We made the system watch for that Google Sheets entry. Now when someone types a campaign name, the system automatically pulls data from both platforms, runs analysis, and delivers the report. No manual work.
The trigger is usually the easiest part. Everything after is where the work piles up.
Try this: Pick a repetitive task. What's the first thing you do? That's your trigger. Now list everything that comes after. Each step is a place you could automate.
Step 4: Check if the Systems Can Connect
Some systems work together easily. Others don't. Before you commit to automating something, you need to know if it's even possible.
I check:
- APIs. Do the systems have ways to connect? Is the documentation good?
- Data formats. How different are the formats between systems?
- How many systems. More systems means more things that can break.
In one project, we connected Google Sheets, Monday.com, and HubSpot. Each had different data structures. Different field names. Different API formats. It wasn't impossible, but it took work.
Sometimes the complexity is worth it. Sometimes it's not. I've walked away from projects where connecting the systems would take longer than just doing the work manually.
But usually, if the systems have decent APIs, you can make it work.
Try this: List every system in your repetitive task. For each one, search "[system name] API documentation." If most have APIs, you can probably automate it. If none do, you might need a different approach.
Step 5: Do the Math
The last step is figuring out if automation is actually worth it. Not just in time saved, but in real value.
I look at:
- Time saved vs. build cost. How long until this pays for itself?
- Error reduction. What do mistakes cost you?
- What becomes possible. What important work can you do with the freed-up time?
In one project, we turned a 5 to 10 hour process into something that takes under 5 minutes. The time savings paid for development in weeks. But the real value was eliminating errors and letting the team focus on growth instead of spreadsheets.
In an accounts payable project, the math included time saved plus money recovered from early-payment discounts, prevented duplicate payments, and better vendor relationships.
Not everything passes this test.
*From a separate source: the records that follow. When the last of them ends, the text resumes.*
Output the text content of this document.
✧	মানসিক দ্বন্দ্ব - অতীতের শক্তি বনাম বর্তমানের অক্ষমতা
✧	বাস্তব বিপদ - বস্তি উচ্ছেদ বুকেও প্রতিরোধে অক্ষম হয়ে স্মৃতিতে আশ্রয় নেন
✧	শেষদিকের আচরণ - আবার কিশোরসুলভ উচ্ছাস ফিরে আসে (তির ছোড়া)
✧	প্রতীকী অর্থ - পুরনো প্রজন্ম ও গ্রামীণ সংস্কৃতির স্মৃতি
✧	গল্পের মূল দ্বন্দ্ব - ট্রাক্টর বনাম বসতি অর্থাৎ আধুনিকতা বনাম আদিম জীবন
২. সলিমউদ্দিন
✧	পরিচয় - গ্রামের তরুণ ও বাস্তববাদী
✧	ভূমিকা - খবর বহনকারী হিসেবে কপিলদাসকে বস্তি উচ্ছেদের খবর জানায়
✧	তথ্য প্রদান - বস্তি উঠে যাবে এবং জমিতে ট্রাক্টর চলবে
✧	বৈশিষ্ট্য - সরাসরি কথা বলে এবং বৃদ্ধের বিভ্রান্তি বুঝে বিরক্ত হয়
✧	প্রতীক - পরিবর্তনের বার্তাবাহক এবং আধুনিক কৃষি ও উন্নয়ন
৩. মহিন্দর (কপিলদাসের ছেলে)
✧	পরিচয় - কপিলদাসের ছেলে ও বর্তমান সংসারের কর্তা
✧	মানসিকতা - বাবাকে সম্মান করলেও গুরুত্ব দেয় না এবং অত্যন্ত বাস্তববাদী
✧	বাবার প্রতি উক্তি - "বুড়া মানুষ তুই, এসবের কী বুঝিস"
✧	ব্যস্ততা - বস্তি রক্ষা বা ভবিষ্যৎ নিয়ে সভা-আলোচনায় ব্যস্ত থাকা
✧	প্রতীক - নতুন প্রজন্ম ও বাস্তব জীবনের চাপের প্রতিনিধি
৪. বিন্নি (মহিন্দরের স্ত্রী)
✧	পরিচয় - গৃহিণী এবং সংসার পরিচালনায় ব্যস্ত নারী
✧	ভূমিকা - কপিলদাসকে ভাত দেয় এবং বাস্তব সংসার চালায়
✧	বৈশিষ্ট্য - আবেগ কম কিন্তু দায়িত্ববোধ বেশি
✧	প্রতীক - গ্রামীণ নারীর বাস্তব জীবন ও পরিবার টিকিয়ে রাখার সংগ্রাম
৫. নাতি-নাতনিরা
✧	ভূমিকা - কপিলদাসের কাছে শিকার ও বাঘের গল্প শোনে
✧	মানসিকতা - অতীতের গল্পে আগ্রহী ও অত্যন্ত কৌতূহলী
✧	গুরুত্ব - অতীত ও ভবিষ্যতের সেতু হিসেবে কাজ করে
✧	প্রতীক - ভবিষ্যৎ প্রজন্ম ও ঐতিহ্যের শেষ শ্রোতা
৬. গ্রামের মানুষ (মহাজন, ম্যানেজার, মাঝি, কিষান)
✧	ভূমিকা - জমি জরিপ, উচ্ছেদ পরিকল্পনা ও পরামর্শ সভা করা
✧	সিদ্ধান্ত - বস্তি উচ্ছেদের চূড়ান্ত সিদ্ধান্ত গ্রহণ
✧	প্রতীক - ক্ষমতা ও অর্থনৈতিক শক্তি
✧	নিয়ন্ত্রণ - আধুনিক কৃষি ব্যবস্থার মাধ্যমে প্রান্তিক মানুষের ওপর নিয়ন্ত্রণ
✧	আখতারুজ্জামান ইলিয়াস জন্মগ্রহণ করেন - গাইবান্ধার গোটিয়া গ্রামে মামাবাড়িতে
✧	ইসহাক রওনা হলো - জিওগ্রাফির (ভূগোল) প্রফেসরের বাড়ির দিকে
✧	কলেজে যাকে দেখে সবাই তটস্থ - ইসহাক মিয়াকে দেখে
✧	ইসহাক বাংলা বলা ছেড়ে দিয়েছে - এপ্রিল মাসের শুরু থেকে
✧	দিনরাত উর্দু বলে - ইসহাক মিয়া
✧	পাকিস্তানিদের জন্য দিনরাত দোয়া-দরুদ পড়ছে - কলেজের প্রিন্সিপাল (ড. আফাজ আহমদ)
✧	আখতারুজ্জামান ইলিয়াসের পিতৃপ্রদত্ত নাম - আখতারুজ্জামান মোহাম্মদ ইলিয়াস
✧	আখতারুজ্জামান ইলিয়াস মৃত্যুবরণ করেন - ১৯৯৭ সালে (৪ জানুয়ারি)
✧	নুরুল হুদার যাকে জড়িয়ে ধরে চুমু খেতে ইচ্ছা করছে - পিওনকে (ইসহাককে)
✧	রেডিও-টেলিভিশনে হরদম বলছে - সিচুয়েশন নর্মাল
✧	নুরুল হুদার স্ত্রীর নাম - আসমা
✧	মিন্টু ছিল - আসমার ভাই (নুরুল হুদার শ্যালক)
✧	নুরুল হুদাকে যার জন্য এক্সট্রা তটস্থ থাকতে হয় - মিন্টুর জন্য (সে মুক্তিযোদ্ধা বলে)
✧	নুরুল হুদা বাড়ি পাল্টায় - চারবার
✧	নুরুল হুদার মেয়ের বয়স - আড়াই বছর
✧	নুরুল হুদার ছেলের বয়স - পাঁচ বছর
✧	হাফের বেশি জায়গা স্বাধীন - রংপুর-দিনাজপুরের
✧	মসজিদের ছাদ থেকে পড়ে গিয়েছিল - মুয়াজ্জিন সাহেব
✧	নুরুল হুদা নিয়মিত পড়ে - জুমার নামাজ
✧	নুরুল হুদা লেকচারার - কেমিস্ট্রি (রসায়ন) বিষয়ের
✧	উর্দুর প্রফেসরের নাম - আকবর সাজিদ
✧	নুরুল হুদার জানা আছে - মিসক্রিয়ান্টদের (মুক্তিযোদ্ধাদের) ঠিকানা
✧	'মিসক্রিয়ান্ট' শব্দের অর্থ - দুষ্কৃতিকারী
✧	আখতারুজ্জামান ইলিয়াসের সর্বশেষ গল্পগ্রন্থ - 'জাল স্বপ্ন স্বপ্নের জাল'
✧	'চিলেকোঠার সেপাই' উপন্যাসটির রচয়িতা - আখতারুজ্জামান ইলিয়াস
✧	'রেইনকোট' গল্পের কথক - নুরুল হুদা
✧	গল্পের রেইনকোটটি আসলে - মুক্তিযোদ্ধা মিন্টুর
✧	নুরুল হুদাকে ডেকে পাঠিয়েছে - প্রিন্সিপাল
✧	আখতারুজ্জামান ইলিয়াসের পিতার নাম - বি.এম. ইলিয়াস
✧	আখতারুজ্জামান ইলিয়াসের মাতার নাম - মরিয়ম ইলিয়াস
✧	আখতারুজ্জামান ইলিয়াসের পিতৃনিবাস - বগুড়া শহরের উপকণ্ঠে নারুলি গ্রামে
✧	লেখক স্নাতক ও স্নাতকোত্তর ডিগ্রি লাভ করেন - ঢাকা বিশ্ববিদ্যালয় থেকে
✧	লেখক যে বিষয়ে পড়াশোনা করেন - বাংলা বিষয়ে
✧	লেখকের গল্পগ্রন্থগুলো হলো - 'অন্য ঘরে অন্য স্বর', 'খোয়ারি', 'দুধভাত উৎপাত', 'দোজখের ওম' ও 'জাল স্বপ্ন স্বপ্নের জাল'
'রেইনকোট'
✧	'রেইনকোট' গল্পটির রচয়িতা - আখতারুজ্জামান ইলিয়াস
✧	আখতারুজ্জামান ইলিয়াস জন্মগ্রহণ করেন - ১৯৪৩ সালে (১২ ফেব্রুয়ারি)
I've walked away from projects where the build cost was more than the savings. But when all five steps line up, automation is obvious.
Try this: Take hours per week, multiply by your hourly cost, multiply by 52 weeks. Compare that to what it would cost to build. If you break even in 6 to 12 months, it's probably worth it.
Patterns That Show Up Again and Again
After doing this for a while, I see the same things over and over:
- Data stuck in one place. CRM data that needs to be in project management. Accounting data that needs to be in dashboards. Inventory that needs to be in marketing systems.
- Comparing data manually. Checking two systems to find differences. Usually happens when systems don't connect, so you're stuck staring and comparing.
- Scheduled tasks. Weekly reports. Monthly exports. Recurring status updates. These are easy wins because they're predictable.
- Processing documents. Invoices, forms, contracts where you pull out data and type it in somewhere else.
If you're doing repetitive work on a schedule, moving data between systems, or fixing the same errors over and over, you know what to do.
Where This Leaves You
Spotting what to automate comes first. Building it is the technical part. But you have to see it before you can fix it.
These five steps help you see the patterns. If a task checks all five boxes, it's worth exploring.
Every business has different systems and constraints. But now you know what's worth your time.